Interest paid up to DKK 50,000 is tax deductible. Commuting exceeding 24 kilometers/day receives a DKK 2.05 per kilometer tax deduction. For commutes exceeding 100 kilometers per day, the rate is reduced to DKK 1.03 per kilometer. A number of other deductions apply. The general rule is that the taxpayer is able to deduct his/her expenses in acquiring their taxable income, although there are many exceptions to this rule. Employees have very limited possibilities for tax deduction as it is assumed that the employer covers the expenses related to the employee's work. The employer will then be able to deduct most of these expenses from his own taxable income. Furthermore, Union Fees are tax deductible.

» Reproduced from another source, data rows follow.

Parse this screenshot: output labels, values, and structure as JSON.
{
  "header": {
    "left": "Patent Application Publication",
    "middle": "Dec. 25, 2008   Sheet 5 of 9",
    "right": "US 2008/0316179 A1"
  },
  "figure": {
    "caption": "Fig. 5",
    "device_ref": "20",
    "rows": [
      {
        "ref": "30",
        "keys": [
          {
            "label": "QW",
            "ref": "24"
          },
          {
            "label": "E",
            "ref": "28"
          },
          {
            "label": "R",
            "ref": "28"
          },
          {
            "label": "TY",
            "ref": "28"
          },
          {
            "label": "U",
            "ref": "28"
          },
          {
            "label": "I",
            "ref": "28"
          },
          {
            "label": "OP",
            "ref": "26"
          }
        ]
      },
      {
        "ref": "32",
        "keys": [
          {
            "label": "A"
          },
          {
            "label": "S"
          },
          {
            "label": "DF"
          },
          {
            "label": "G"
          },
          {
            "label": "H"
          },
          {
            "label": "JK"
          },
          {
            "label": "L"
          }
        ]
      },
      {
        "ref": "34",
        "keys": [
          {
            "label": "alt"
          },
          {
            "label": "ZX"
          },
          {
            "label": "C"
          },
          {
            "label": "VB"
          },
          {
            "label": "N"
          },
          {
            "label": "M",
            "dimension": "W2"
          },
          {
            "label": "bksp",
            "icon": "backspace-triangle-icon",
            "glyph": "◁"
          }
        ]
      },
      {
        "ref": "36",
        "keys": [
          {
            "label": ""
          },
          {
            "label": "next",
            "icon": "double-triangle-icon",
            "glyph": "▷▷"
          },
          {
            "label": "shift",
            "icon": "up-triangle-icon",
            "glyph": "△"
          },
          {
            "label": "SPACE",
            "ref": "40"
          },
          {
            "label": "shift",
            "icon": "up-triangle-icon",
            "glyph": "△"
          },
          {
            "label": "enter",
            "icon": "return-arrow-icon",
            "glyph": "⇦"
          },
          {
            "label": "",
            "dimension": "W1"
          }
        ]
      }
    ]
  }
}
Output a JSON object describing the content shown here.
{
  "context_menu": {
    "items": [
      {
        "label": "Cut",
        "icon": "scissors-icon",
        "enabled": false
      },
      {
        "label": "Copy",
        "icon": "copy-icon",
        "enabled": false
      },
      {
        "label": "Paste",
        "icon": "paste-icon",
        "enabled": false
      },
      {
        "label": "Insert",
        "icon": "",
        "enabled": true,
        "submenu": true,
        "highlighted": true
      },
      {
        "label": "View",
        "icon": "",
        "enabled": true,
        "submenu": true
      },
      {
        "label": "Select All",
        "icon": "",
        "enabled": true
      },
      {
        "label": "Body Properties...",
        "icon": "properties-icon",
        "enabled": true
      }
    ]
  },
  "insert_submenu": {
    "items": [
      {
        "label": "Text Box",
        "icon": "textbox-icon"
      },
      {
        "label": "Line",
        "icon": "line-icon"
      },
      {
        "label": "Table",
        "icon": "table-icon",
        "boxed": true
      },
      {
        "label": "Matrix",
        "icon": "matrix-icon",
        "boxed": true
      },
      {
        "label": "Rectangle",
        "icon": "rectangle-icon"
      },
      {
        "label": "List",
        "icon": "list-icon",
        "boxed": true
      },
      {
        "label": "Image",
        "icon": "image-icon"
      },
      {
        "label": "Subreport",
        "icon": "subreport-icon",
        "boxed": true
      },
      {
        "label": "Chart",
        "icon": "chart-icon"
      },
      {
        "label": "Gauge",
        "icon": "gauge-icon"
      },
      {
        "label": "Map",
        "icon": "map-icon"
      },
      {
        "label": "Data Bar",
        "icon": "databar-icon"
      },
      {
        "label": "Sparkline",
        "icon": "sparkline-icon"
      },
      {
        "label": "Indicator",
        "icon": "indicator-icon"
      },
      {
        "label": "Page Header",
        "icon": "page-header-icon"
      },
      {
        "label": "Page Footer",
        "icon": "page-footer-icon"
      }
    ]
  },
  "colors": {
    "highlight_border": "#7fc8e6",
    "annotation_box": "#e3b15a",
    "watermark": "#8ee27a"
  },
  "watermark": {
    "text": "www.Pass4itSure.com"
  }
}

The state income tax has two income brackets (base and top). In 2017 income from DKK 43.442 to DKK 479,600 is taxed at 5.83% and income above DKK 479,600 is taxed an additional 15%. Other taxes include Municipal income tax, currently in the range 23% - 28%, though on average 24.09%, and a state tax, in the range of 8% - 15%. A Health contribution tax (3% (2016);2% (2017);1% (2018);0% (2019)) apply on all income above the tax free allowance in year 2014, though from there the health contribution is getting merged with the regular income tax by one percent per year. From 1 January 2019 there will be no health tax as it will then have been phased out, by then being part of the income taxes that everyone pays. Under the Danish tax system, it is possible for a high-wage earner to pay up to 51.5% of their total income after gross tax, giving a total of 57% of total income.
The Danish ejendomsskat (or Municipal Property Tax) is a land value tax, which taxes the base value of the land according to either:The total value of the property minus the value of improvements or
The value of the property last tax year, altered by a growth/decline percentage.
Whichever of those two assessments is lower results in the base land value. This base land value is taxed at between 1.6 and 3.4% in 2013, although some individual properties may pay more or less.
Proceeds from selling ones home - if there is any home equity (Danish: friværdi) - are not taxed, as the marginal tax rate on capital income from housing savings is around 0 percent.
The local income tax varies from municipality to municipality. The highest local income tax in 2009 is 27.80% and the lowest is 22.70%.
The regional health care tax (Danish: Sundhedsbidrag) was 8% when it was introduced from 1 January 2007. It is set and handled by the central government, as the regions never have had the right to levy taxes independently unlike the counties. This tax will be phased out by 1 January 2019. 2016 it stands at 3%.
The sum of all income tax percentages (municipal income tax, state income taxes and the central government income tax financing health care in the Regions called health care contribution (Danish: Sundhedsbidrag)) cannot exceed 51.5%.
On top of the other taxes, members of the Danish National Church pay an additional 0.4% to 1.5% church tax. The rate depends on the municipality. While the church is a state institution, the church tax does not count toward the maximum 59% marginal tax, and one can be exempted from paying this tax by opting out of being a member of the state church.
Denmark has a non-deductible value added tax (VAT) of 25%, - MOMS (Danish: merværdiafgift, formerly meromsætningsafgift). The tax is subject to the European Union value added tax Directives.
In Denmark, VAT is generally applied at one rate, and with few exceptions is not split into two or more rates as in other countries (e.g. Germany), where reduced rates apply to essential goods such as foodstuffs. The current standard rate of VAT in Denmark is 25%. VAT in Denmark is one of the highest rates, alongside Norway and Sweden. A number of services have reduced VAT, for instance public transportation of private persons, health care services, publishing newspapers, rent of premises (the lessor can, though, voluntarily register as VAT payer, except for residential premises), and travel agency operations.